You won’t believe what happens after items are donated to Goodwill. A recent investigation is shocking Americans to the core and causing them to change their ways forever. Everyone needs to know this!
Goodwill was founded in 1902 in Boston by Rev. Edgar J. Helms, a Methodist minister. He collected used household goods and clothing in wealthier areas of the city, then trained and hired those who were poor to repair the used goods.
Since then, Goodwill has been doing its best to let “one man’s trash be another man’s treasure,” offering household goods and clothing at inexpensive prices. Goodwill also spends 82 percent of its revenue on employment and training programs for disabled individuals and those who struggle to find jobs.
However, what you donate to Goodwill doesn’t always end up where you think it would.
At some point in our lives, most of us have filled up a bag of old clothes and household knick-knacks to donate to our local Goodwill. We hope the unwanted items can be recycled instead of tossed in the trash — but most people are unaware of what goes on behind-the-scenes after they drop off that bag.
Huffington Post decided to interview Goodwill employees to find out exactly what happens to our donations. What they discovered is waking up Americans everywhere.
Employees begin the process by sorting through donated items and determining what can and cannot be sold at the store. Most items pass the test, except for “wet or mildew-y” items, which may be unsafe or too deteriorated.
Anything that hasn’t been purchased within a month gets sent to the Goodwill outlet stores, which sell items at an even lower discount in hopes of clearing out the inventory. What happens to the items the outlets don’t sell really shocked me. I can’t believe I never knew this!
Goodwill holds live auction events where attendees can buy a bidder’s card for $1 and walk away with all sorts of items for an unbelievable value. For example, some bidders purchase an entire box of clothing for just $35.

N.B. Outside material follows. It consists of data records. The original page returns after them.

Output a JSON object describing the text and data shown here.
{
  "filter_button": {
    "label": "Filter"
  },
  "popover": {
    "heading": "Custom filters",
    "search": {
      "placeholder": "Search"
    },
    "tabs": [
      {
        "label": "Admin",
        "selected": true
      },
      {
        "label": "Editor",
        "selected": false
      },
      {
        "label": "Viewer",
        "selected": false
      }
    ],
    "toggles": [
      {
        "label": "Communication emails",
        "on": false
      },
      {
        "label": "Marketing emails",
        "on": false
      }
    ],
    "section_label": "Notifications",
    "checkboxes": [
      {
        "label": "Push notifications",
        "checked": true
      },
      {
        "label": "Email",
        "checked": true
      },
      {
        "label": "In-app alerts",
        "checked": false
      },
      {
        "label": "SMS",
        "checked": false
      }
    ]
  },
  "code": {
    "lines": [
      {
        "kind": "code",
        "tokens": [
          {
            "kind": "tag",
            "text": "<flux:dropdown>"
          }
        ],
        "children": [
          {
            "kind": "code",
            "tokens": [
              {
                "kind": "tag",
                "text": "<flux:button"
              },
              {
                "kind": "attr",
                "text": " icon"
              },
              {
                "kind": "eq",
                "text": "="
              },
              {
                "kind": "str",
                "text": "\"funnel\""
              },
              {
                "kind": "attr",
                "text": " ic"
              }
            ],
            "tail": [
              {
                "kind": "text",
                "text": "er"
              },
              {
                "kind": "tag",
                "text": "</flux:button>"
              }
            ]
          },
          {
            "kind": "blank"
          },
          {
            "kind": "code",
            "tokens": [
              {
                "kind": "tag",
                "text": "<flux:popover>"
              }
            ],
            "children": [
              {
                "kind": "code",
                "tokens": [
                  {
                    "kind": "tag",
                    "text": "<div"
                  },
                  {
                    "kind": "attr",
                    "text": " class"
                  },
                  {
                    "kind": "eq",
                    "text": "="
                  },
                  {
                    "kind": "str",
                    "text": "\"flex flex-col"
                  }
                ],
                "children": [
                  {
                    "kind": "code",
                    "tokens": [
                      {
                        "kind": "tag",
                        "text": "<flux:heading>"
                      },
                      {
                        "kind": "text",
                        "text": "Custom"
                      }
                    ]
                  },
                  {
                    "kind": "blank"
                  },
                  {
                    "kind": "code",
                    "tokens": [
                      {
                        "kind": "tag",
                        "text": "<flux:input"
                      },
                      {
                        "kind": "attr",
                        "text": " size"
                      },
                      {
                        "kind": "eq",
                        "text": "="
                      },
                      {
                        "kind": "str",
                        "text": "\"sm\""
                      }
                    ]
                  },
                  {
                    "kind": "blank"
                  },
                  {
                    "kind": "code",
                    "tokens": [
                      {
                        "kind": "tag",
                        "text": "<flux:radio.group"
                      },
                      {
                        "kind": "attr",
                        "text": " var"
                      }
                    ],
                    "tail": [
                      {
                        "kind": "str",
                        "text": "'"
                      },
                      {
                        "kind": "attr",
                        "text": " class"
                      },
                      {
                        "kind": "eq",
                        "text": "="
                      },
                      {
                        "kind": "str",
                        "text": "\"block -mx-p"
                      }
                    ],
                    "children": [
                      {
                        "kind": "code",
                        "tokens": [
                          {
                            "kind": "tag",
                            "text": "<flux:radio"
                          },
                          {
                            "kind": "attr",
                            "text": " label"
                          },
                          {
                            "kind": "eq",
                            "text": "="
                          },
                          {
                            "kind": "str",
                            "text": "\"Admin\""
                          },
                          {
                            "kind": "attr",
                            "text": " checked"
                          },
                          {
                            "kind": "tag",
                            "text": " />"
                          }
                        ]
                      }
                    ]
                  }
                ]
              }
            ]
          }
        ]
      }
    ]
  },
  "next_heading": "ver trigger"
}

“Typically you’re saving 90 percent off the retail price,” Ellen Thornhill, Communications Manager for Goodwill, told WWBT. Great deals include the two-piece sofa set frequent auction-attendee Melvin Ward walked away with for $1.
Goodwill also offers online auctions, which has gained popularity in recent years. You can buy drastically discounted vintage clothing, instruments, collectibles, and more.
But that’s not the end of what happens to Goodwill donations.
Any items or clothing that doesn’t sell in stores or in an auction gets donated to textile recycling organizations. Unfortunately though, a significant amount of clothing still ends up in landfills.
- About 20 percent of the remaining clothing items get repurposed as fiber filing for things like insulation and furniture stuffing.
- Approximately 30 percent gets shredded into rags for various industrial purposes, while 45 percent gets re-sold at other secondhand companies within the U.S.
- That all totals 95 percent, leaving the last 5 percent of donated clothing to the landfills. The textiles that end up in landfills are typically moldy or otherwise hazardous.
Textile waste makes up about 12.8 million tons in American landfills. In 2012, Americans generated over 28 BILLION pounds of textile waste in the form of clothing and other household fabrics. If more people opted to donate reusable items and properly dispose of hazardous ones, we could significantly reduce this alarming amount of waste.
Despite all the effort Goodwill makes to put its donated items to good use, there is always some waste at the end of the journey unfortunately. However, there are several other ways you can be a part of the solution.
Here are three simple ways to save money and reduce clothing waste:
1. Swap parties
Instead of purging those unwanted clothes, you can declutter and refresh your wardrobe with a clothing exchange. It’s a new trend where friends and family gather to offer barely-worn clothes and impulse buys to each other.
From special-occasion pieces you’ll never wear again to everyday items you forgot were in your closet, it’s a chance to swap and sample styles between the varying individual tastes of your inner circle. You’re not only saving cash and reducing clothing waste, you’re also creating priceless memories that will be cherished forever.
You can stay local and split the profits with a neighborhood consignment shop, but there are also plenty of convenient resell options available online. Facebook garage sale groups and eBay are one of many ways to resell your clothes online.
Websites like thredUP both prepay you for items they then resell and also consign higher-end brand pieces, all through their trendy online storefront. Poshmark is another great option that even offers virtual shopping parties. In fact, reselling clothes on Poshmark is so easy that the company claims you can list items for sale in less than 60 seconds.
3. Rags to riches
Do you have an old pair of bootcut jeans that just aren’t in style anymore? Instead of getting rid of them, your neighborhood tailor can taper them into skinny jeans while saving you the cost of a brand-new pair.
Small hole in your sweater? You can easily stitch it up like new. T-shirts faded? Use them as comfy pajama tops. Hopelessly ripped T-shirt? Cut it into some rags for household cleaning projects.
Refresh your wardrobe while saving cash and serving your community. Give one (or all) of these tips a try! What’s in your closet?